Stepping out of your comfort zone
Our music coordinator and bass facilitator Jason writes about stepping out of your comfort zone.
Following on from his video (below), Jase writes about his own experiences. He discusses the challenges he had to overcome, as well as the rewards.
A video by Jase about stepping out of your comfort zone
Stepping out of your comfort zone
Following on from my video about stepping out of your comfort zone to help with your mental health and wellbeing, I decided to write a blog about my own experiences. I wanted to share how it worked for me and how it made me feel.
There are a couple of events that stick in my mind from when I was at my worst, anxiety wise. I had always been terrible at getting to sleep, and the sleep I got was often of a low quality. I didn't realise it was affecting me as much as it was until I had a panic attack whilst driving.
After speaking to therapists, and generally going on a mission to find out why I was feeling like I was, it was decided that it was due to many years of not sleeping properly. This was made worse by countless hours overthinking and worrying – both the cause and effect of my poor sleep. Once this was established, I knew what I had to do to help myself, and so I began my journey.
During this period of time I was feeling at my worst, but I kept trying lots of different methods to help myself regardless. Without realising it, there were lots of events in this period that helped me a great deal, even though it didn’t feel like it at the time. Two events stand out, and I want to talk about them in the hope it will encourage you to take more risks and step outside of your comfort zone.
The first event was when I was asked by a good friend of mine to do a workshop at the college he worked at, for their annual business week. I would be giving a talk about being a freelance musician and then playing some bass. I've never been a public speaker, but when I was asked to do this I said yes because I thought it was something I should try and get used to.
On the morning of the workshop I was feeling terrible, really terrible. I hadn't slept very well, due to over thinking and pre-empting what might happen in the workshop. So naturally I didn't want to go. I was scared and imagining of all sorts of ridiculous excuses to get out of it, but I knew I had to do it. It wasn't fair on my friend, his students – or me – if I didn’t go.
Fast forward to the workshop… I was nervous and it was probably very apparent, but the more questions I was asked the easier I found it. It was definitely one of the hardest two hours of my life, and I didn't particularly enjoy it, but when it was over I felt relieved.
When some of the students came forward to speak with me afterwards, asking how they could keep in touch to follow my journey, I realised I must have done something right. On reflection, I realised nothing bad had happened. The students that are most likely to succeed are the ones that are proactive. They're the ones that show interest, ask questions, and respect what you have to say.
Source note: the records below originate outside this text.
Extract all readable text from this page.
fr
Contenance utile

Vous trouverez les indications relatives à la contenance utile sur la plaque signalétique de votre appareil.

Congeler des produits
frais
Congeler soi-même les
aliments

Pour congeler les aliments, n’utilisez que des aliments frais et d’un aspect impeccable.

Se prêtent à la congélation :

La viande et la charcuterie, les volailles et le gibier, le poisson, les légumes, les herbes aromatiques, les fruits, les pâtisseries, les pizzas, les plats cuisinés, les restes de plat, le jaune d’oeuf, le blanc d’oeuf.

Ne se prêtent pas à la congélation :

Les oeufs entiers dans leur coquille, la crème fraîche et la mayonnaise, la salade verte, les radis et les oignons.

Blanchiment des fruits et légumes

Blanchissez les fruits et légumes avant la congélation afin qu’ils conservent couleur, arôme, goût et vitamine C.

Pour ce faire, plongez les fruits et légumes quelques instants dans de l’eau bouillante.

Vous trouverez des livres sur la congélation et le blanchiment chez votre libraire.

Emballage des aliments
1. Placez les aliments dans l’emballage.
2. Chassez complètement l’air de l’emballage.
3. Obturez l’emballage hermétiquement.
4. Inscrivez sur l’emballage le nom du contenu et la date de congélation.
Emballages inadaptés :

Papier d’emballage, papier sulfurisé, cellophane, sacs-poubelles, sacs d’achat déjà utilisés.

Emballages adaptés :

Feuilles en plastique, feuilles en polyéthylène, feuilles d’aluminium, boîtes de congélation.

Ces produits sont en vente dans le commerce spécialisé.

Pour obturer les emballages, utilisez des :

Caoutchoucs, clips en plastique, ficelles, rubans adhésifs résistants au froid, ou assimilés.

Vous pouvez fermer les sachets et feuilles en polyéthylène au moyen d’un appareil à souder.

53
This experience opened a new door for me. Without that door, I would never have agreed to get involved with Tonic and run their music workshops. This one experience helped me push further into that field of work, and I have now been Tonic's music coordinator and workshop facilitator for over a year.
The second event that sticks in my mind was at a festival. Again, it was a day where I really didn't want to leave the house, let alone go onstage to perform to an audience of over 5000. I remember being backstage and just hoping something – anything – would happen that meant the gig would be cancelled and I could just go home. Maybe a storm? Perhaps a power cut? All sorts of eventualities were going through my head, as I longed for the festival to be called off before I was due onstage.
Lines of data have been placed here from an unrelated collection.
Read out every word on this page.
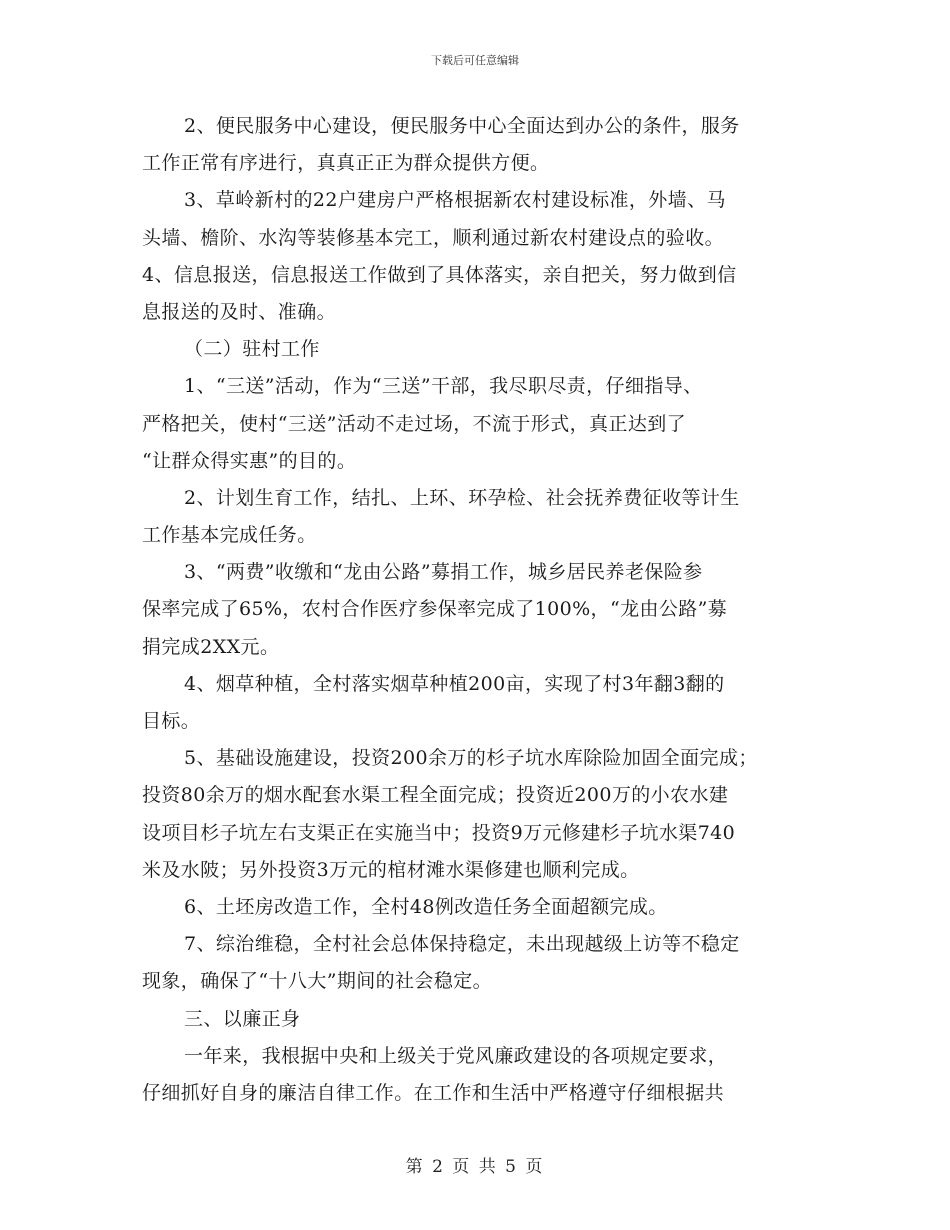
下载后可任意编辑
2、便民服务中心建设，便民服务中心全面达到办公的条件，服务
工作正常有序进行，真真正正为群众提供方便。
3、草岭新村的22户建房户严格根据新农村建设标准，外墙、马
头墙、檐阶、水沟等装修基本完工，顺利通过新农村建设点的验收。
4、信息报送，信息报送工作做到了具体落实，亲自把关，努力做到信
息报送的及时、准确。
（二）驻村工作
1、“三送”活动，作为“三送”干部，我尽职尽责，仔细指导、
严格把关，使村“三送”活动不走过场，不流于形式，真正达到了
“让群众得实惠”的目的。
2、计划生育工作，结扎、上环、环孕检、社会抚养费征收等计生
工作基本完成任务。
3、“两费”收缴和“龙由公路”募捐工作，城乡居民养老保险参
保率完成了65%，农村合作医疗参保率完成了100%，“龙由公路”募
捐完成2XX元。
4、烟草种植，全村落实烟草种植200亩，实现了村3年翻3翻的
目标。
5、基础设施建设，投资200余万的杉子坑水库除险加固全面完成；
投资80余万的烟水配套水渠工程全面完成；投资近200万的小农水建
设项目杉子坑左右支渠正在实施当中；投资9万元修建杉子坑水渠740
米及水陂；另外投资3万元的棺材滩水渠修建也顺利完成。
6、土坯房改造工作，全村48例改造任务全面超额完成。
7、综治维稳，全村社会总体保持稳定，未出现越级上访等不稳定
现象，确保了“十八大”期间的社会稳定。
三、以廉正身
一年来，我根据中央和上级关于党风廉政建设的各项规定要求，
仔细抓好自身的廉洁自律工作。在工作和生活中严格遵守仔细根据共
第 2 页 共 5 页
Needless to say, none of these things happened and I had to put on a brave face and perform. I won't lie and say I enjoyed the gig – I didn't. During the show I was searching for people in the crowd that looked like they were slagging off the band. I don't know why. I was looking at the setlist probably every 30 seconds to see how many songs were left before I could get back to my safe space (my car) and go home.
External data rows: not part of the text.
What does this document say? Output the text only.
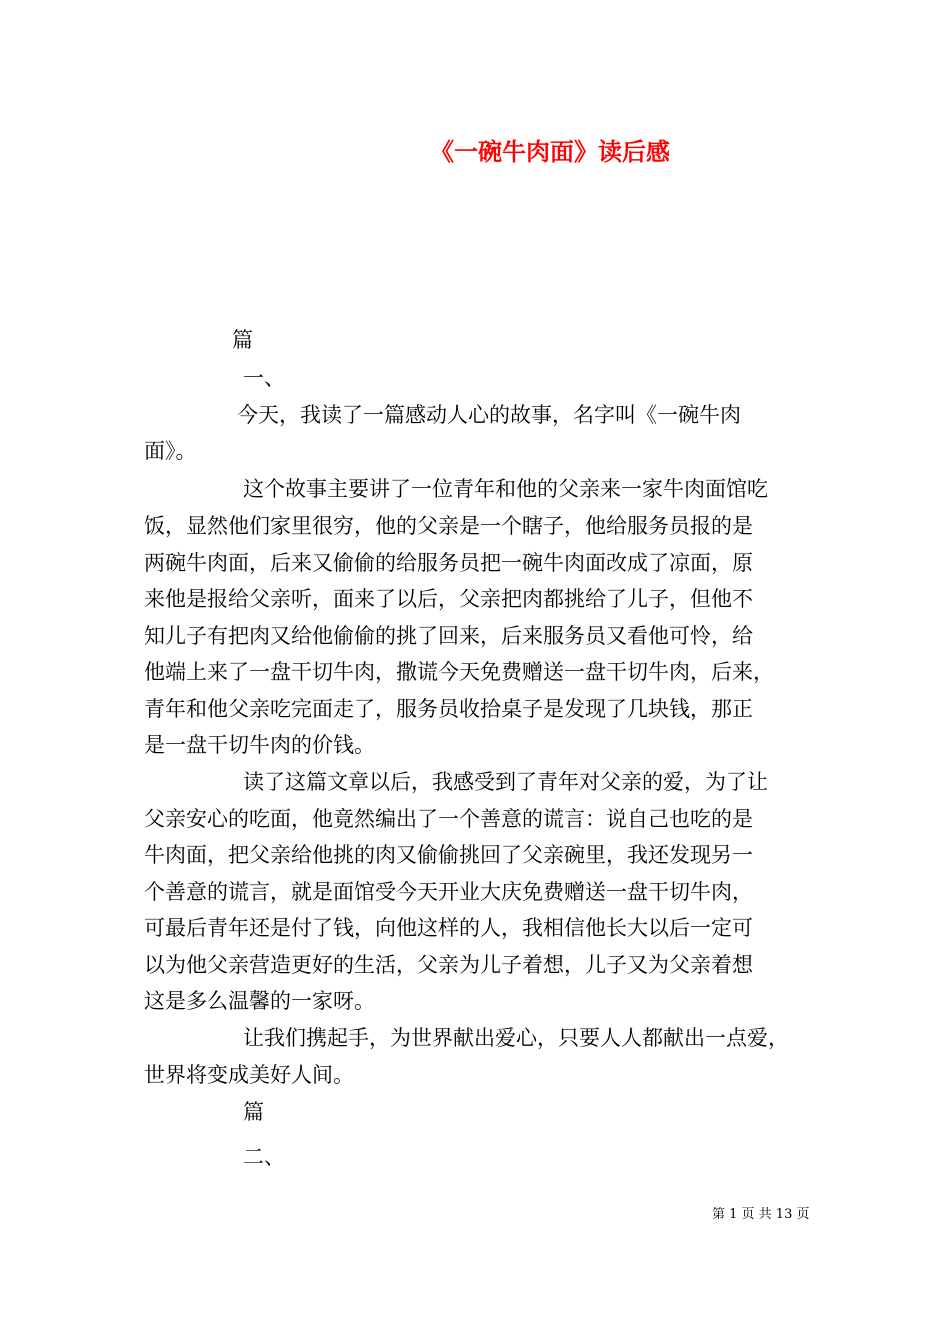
《一碗牛肉面》读后感
篇
一、
今天，我读了一篇感动人心的故事，名字叫《一碗牛肉
面》。
这个故事主要讲了一位青年和他的父亲来一家牛肉面馆吃
饭，显然他们家里很穷，他的父亲是一个瞎子，他给服务员报的是
两碗牛肉面，后来又偷偷的给服务员把一碗牛肉面改成了凉面，原
来他是报给父亲听，面来了以后，父亲把肉都挑给了儿子，但他不
知儿子有把肉又给他偷偷的挑了回来，后来服务员又看他可怜，给
他端上来了一盘干切牛肉，撒谎今天免费赠送一盘干切牛肉，后来，
青年和他父亲吃完面走了，服务员收拾桌子是发现了几块钱，那正
是一盘干切牛肉的价钱。
读了这篇文章以后，我感受到了青年对父亲的爱，为了让
父亲安心的吃面，他竟然编出了一个善意的谎言：说自己也吃的是
牛肉面，把父亲给他挑的肉又偷偷挑回了父亲碗里，我还发现另一
个善意的谎言，就是面馆受今天开业大庆免费赠送一盘干切牛肉，
可最后青年还是付了钱，向他这样的人，我相信他长大以后一定可
以为他父亲营造更好的生活，父亲为儿子着想，儿子又为父亲着想
这是多么温馨的一家呀。
让我们携起手，为世界献出爱心，只要人人都献出一点爱，
世界将变成美好人间。
篇
二、
第 1 页 共 13 页
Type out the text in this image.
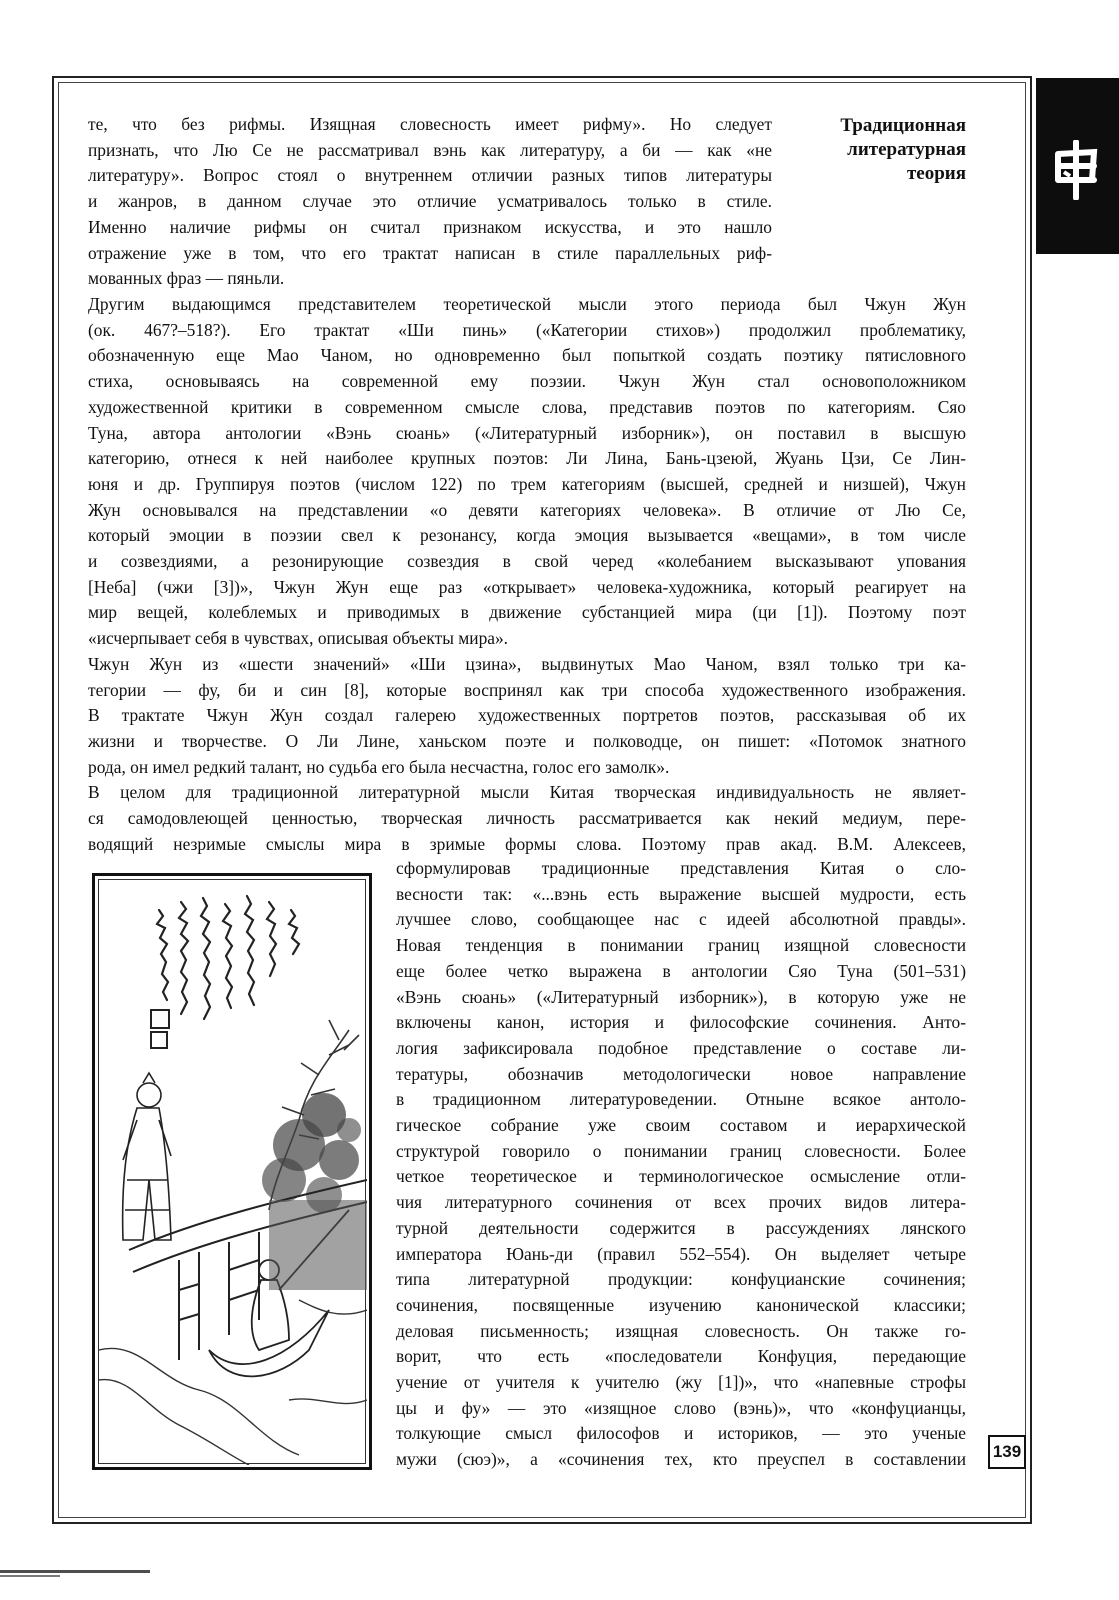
Традиционная
литературная
теория
те, что без рифмы. Изящная словесность имеет рифму». Но следует
признать, что Лю Се не рассматривал вэнь как литературу, а би — как «не
литературу». Вопрос стоял о внутреннем отличии разных типов литературы
и жанров, в данном случае это отличие усматривалось только в стиле.
Именно наличие рифмы он считал признаком искусства, и это нашло
отражение уже в том, что его трактат написан в стиле параллельных риф-
мованных фраз — пяньли.
Другим выдающимся представителем теоретической мысли этого периода был Чжун Жун
(ок. 467?–518?). Его трактат «Ши пинь» («Категории стихов») продолжил проблематику,
обозначенную еще Мао Чаном, но одновременно был попыткой создать поэтику пятисловного
стиха, основываясь на современной ему поэзии. Чжун Жун стал основоположником
художественной критики в современном смысле слова, представив поэтов по категориям. Сяо
Туна, автора антологии «Вэнь сюань» («Литературный изборник»), он поставил в высшую
категорию, отнеся к ней наиболее крупных поэтов: Ли Лина, Бань-цзеюй, Жуань Цзи, Се Лин-
юня и др. Группируя поэтов (числом 122) по трем категориям (высшей, средней и низшей), Чжун
Жун основывался на представлении «о девяти категориях человека». В отличие от Лю Се,
который эмоции в поэзии свел к резонансу, когда эмоция вызывается «вещами», в том числе
и созвездиями, а резонирующие созвездия в свой черед «колебанием высказывают упования
[Неба] (чжи [3])», Чжун Жун еще раз «открывает» человека-художника, который реагирует на
мир вещей, колеблемых и приводимых в движение субстанцией мира (ци [1]). Поэтому поэт
«исчерпывает себя в чувствах, описывая объекты мира».
Чжун Жун из «шести значений» «Ши цзина», выдвинутых Мао Чаном, взял только три ка-
тегории — фу, би и син [8], которые воспринял как три способа художественного изображения.
В трактате Чжун Жун создал галерею художественных портретов поэтов, рассказывая об их
жизни и творчестве. О Ли Лине, ханьском поэте и полководце, он пишет: «Потомок знатного
рода, он имел редкий талант, но судьба его была несчастна, голос его замолк».
В целом для традиционной литературной мысли Китая творческая индивидуальность не являет-
ся самодовлеющей ценностью, творческая личность рассматривается как некий медиум, пере-
водящий незримые смыслы мира в зримые формы слова. Поэтому прав акад. В.М. Алексеев,
сформулировав традиционные представления Китая о сло-
весности так: «...вэнь есть выражение высшей мудрости, есть
лучшее слово, сообщающее нас с идеей абсолютной правды».
Новая тенденция в понимании границ изящной словесности
еще более четко выражена в антологии Сяо Туна (501–531)
«Вэнь сюань» («Литературный изборник»), в которую уже не
включены канон, история и философские сочинения. Анто-
логия зафиксировала подобное представление о составе ли-
тературы, обозначив методологически новое направление
в традиционном литературоведении. Отныне всякое антоло-
гическое собрание уже своим составом и иерархической
структурой говорило о понимании границ словесности. Более
четкое теоретическое и терминологическое осмысление отли-
чия литературного сочинения от всех прочих видов литера-
турной деятельности содержится в рассуждениях лянского
императора Юань-ди (правил 552–554). Он выделяет четыре
типа литературной продукции: конфуцианские сочинения;
сочинения, посвященные изучению канонической классики;
деловая письменность; изящная словесность. Он также го-
ворит, что есть «последователи Конфуция, передающие
учение от учителя к учителю (жу [1])», что «напевные строфы
цы и фу» — это «изящное слово (вэнь)», что «конфуцианцы,
толкующие смысл философов и историков, — это ученые
мужи (сюэ)», а «сочинения тех, кто преуспел в составлении 139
When the gig was finished I packed up my equipment, loaded it in my car, said my goodbyes, and got on the road. I suddenly felt amazing. A mixture of finishing my job for the day, realising nothing bad had happened, and recognising that what I had been a part of had lifted the spirits of many people, made me feel really positive.
The point of these stories is that I didn't want to do either of these events. They were far outside of my comfort zone at the time, but I did them anyway. Nothing bad happened, and I felt an immense sense of accomplishment for having done so. Any negativity I had before the events melted away to become positivity.
Throughout this time I was convinced that music was preventing me from getting better, despite how much I love it, because it was my work. But actually, it was listening to and playing music that got me out of the funk – excuse the pun.
I always try to remember that, if I'm feeling anxious, I can turn to music, confident it will help me when times are hard.